Automatic Data Processing 

Risk-Adjusted Performance

11 of 100

 
Weak
 
Strong
Good
Compared to the overall equity markets, risk-adjusted returns on investments in Automatic Data Processing are ranked lower than 11 (%) of all global equities and portfolios over the last 90 days. Despite somewhat uncertain basic indicators, Automatic Data sustained solid returns over the last few months and may actually be approaching a breakup point.

Teladoc Health and Automatic Data Volatility Contrast

   Predicted Return Density   
       Returns  

Pair Trading with Teladoc Health and Automatic Data

The main advantage of trading using opposite Teladoc Health and Automatic Data positions is that it hedges away some unsystematic risk. Because of two separate transactions, even if Teladoc Health position performs unexpectedly, Automatic Data can make up some of the losses. Pair trading also minimizes risk from directional movements in the market. For example, if an entire industry or sector drops because of unexpected headlines, the short position in Automatic Data will offset losses from the drop in Automatic Data's long position.
The idea behind Teladoc Health and Automatic Data Processing pairs trading is to make the combined position market-neutral, meaning the overall market's direction will not affect its win or loss (or potential downside or upside).
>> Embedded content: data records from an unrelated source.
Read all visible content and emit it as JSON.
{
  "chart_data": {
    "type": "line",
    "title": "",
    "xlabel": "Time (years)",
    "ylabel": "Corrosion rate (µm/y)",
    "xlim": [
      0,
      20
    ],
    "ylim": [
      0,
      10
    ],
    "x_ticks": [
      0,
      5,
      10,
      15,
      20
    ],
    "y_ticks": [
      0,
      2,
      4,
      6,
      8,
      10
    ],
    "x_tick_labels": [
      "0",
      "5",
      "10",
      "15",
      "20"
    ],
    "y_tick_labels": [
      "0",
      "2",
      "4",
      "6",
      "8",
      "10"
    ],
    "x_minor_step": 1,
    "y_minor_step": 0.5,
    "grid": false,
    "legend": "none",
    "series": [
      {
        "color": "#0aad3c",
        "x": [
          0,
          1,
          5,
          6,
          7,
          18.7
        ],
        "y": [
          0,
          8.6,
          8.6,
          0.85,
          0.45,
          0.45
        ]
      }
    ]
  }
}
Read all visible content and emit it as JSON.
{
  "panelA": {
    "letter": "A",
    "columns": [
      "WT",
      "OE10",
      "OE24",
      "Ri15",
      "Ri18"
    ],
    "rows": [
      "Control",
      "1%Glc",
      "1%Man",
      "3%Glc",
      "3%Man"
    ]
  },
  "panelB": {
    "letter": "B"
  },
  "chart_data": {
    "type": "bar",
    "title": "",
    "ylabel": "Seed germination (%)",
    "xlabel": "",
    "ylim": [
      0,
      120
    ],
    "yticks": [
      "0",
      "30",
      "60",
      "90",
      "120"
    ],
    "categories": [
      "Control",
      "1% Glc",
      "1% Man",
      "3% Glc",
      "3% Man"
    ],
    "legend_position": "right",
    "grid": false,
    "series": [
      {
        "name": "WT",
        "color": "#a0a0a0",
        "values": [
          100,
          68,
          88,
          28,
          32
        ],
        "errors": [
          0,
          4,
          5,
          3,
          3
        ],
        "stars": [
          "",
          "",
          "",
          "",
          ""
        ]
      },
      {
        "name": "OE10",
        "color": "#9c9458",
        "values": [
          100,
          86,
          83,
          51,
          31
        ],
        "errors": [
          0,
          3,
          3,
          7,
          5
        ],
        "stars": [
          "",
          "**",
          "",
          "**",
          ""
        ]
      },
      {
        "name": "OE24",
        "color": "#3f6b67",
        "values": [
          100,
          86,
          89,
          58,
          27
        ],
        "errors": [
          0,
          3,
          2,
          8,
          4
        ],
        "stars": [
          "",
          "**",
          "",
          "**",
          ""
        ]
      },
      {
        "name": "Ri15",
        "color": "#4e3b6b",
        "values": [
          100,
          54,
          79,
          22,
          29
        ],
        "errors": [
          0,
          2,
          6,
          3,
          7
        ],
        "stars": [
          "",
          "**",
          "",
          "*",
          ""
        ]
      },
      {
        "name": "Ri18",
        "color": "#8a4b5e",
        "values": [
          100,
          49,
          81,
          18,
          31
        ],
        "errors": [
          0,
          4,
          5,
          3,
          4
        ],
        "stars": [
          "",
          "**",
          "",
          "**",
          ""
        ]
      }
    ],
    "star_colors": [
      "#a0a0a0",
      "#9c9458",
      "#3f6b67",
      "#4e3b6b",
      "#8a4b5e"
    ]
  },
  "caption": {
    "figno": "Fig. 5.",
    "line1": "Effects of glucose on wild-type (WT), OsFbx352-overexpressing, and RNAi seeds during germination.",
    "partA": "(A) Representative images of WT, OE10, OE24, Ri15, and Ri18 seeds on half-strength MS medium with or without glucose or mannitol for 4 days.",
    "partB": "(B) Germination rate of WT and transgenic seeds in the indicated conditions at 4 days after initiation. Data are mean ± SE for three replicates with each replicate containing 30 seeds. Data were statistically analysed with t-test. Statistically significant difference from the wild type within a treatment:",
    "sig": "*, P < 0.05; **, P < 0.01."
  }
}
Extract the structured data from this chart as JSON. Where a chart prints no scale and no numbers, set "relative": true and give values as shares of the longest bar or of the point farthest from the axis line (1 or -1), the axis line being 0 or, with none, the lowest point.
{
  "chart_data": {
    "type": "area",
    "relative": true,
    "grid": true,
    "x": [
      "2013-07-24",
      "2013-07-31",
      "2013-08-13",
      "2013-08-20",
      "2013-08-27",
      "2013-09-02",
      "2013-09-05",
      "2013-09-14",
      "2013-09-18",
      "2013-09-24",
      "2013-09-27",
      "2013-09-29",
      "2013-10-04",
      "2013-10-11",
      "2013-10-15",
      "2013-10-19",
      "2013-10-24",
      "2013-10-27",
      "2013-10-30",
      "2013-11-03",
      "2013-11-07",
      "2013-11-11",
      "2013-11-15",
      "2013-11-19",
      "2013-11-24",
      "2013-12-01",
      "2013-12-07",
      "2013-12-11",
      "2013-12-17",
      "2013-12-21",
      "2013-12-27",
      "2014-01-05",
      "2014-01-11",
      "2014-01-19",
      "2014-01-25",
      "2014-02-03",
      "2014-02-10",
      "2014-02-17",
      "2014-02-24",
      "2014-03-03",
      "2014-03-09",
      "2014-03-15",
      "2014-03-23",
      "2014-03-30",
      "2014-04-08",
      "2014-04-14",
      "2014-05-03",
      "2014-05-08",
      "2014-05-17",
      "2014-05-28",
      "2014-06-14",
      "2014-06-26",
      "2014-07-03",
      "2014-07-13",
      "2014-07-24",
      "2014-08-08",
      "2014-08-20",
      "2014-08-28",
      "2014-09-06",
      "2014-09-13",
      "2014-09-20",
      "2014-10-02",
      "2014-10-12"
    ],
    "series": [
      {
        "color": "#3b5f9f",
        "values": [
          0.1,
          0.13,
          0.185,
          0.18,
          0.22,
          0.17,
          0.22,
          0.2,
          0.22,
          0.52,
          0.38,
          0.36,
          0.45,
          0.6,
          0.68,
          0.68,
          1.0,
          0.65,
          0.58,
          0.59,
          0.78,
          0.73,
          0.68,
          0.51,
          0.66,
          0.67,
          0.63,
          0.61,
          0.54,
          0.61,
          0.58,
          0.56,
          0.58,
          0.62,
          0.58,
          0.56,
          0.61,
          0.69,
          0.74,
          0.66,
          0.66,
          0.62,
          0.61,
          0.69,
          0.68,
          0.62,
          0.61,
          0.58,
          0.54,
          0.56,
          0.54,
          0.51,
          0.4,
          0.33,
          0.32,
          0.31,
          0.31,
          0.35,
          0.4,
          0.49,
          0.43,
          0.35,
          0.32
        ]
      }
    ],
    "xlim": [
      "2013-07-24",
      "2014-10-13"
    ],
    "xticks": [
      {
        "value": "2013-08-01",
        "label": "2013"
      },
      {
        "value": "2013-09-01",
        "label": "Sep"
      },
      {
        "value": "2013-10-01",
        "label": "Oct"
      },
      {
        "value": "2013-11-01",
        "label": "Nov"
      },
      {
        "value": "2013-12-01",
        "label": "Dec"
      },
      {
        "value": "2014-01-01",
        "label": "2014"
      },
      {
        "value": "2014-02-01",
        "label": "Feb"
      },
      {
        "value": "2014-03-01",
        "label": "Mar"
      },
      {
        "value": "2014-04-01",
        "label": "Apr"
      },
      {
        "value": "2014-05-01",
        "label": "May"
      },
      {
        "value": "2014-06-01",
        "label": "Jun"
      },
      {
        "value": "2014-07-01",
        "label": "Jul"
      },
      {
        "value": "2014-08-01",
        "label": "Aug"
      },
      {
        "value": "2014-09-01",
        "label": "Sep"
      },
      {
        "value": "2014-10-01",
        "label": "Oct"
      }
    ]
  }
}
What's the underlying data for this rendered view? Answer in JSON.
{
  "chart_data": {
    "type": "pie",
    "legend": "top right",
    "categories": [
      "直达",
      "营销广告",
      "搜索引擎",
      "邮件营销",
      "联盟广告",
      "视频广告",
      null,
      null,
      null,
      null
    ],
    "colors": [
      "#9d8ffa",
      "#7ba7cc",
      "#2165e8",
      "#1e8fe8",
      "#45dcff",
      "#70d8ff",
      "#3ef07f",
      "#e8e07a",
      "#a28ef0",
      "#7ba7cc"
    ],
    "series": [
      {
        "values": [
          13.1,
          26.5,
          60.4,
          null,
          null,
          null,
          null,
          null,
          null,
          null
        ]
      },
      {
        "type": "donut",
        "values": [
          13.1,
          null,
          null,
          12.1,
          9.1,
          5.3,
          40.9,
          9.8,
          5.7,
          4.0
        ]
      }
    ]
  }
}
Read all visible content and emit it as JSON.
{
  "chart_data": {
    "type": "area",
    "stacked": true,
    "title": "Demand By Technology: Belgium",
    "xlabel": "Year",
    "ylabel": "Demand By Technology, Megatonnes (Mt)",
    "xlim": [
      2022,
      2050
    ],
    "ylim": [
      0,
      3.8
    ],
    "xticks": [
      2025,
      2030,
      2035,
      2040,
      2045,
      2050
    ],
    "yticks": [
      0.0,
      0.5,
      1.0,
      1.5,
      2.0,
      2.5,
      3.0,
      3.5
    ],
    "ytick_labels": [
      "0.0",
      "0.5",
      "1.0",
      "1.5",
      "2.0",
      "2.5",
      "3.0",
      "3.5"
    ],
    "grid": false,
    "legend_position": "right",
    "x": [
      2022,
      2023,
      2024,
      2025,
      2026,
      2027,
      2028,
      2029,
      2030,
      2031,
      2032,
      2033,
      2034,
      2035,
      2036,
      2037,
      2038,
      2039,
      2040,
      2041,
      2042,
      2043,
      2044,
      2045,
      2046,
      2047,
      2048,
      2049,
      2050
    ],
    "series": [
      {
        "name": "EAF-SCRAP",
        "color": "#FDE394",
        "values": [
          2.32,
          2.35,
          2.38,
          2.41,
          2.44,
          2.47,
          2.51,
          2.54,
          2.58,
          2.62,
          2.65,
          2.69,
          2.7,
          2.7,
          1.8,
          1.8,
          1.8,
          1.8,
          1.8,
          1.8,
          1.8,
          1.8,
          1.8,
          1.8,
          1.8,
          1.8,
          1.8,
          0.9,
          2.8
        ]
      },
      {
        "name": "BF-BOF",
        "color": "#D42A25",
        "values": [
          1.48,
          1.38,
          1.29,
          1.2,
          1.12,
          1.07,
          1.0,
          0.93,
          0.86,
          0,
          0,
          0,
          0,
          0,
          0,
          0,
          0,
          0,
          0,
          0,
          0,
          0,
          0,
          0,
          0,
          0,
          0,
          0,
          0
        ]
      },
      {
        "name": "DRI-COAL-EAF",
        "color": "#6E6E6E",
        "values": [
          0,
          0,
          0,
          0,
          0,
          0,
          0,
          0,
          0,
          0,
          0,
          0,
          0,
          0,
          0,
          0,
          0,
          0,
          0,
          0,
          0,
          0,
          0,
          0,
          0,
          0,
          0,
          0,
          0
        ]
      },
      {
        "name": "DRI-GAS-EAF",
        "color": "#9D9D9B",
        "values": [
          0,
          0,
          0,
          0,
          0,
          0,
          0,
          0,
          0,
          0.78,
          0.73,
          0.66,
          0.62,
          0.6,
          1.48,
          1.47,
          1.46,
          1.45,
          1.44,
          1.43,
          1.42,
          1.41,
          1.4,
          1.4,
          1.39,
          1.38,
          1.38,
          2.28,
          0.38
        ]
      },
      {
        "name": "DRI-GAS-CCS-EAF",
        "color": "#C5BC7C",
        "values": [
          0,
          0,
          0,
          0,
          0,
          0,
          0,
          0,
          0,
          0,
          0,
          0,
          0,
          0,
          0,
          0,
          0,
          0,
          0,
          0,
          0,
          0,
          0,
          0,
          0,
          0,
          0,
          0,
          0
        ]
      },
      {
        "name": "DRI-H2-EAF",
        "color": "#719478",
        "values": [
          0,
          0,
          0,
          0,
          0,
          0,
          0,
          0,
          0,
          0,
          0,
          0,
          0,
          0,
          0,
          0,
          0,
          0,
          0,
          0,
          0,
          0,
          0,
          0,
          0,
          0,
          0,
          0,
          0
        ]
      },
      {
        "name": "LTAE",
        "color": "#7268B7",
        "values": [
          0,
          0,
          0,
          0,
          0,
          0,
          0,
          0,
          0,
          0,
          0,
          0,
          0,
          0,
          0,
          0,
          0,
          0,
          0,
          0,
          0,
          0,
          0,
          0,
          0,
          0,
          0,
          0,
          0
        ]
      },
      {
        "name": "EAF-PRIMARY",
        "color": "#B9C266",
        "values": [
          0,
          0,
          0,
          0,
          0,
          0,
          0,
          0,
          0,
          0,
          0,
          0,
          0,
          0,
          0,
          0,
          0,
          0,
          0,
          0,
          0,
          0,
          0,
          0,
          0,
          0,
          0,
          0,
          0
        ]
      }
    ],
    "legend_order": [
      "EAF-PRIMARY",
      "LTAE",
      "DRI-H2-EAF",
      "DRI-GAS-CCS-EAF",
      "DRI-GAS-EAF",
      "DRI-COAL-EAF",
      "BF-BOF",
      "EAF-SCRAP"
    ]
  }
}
This can be achieved by designing a pairs trade with two highly correlated stocks or equities that operate in a similar space or sector, making it possible to obtain profits through simple and relatively low-risk investment.
Check out your portfolio center.
Note that this page's information should be used as a complementary analysis to find the right mix of equity instruments to add to your existing portfolios or create a brand new portfolio. You can also try the Piotroski F Score module to get Piotroski F Score based on the binary analysis strategy of nine different fundamentals.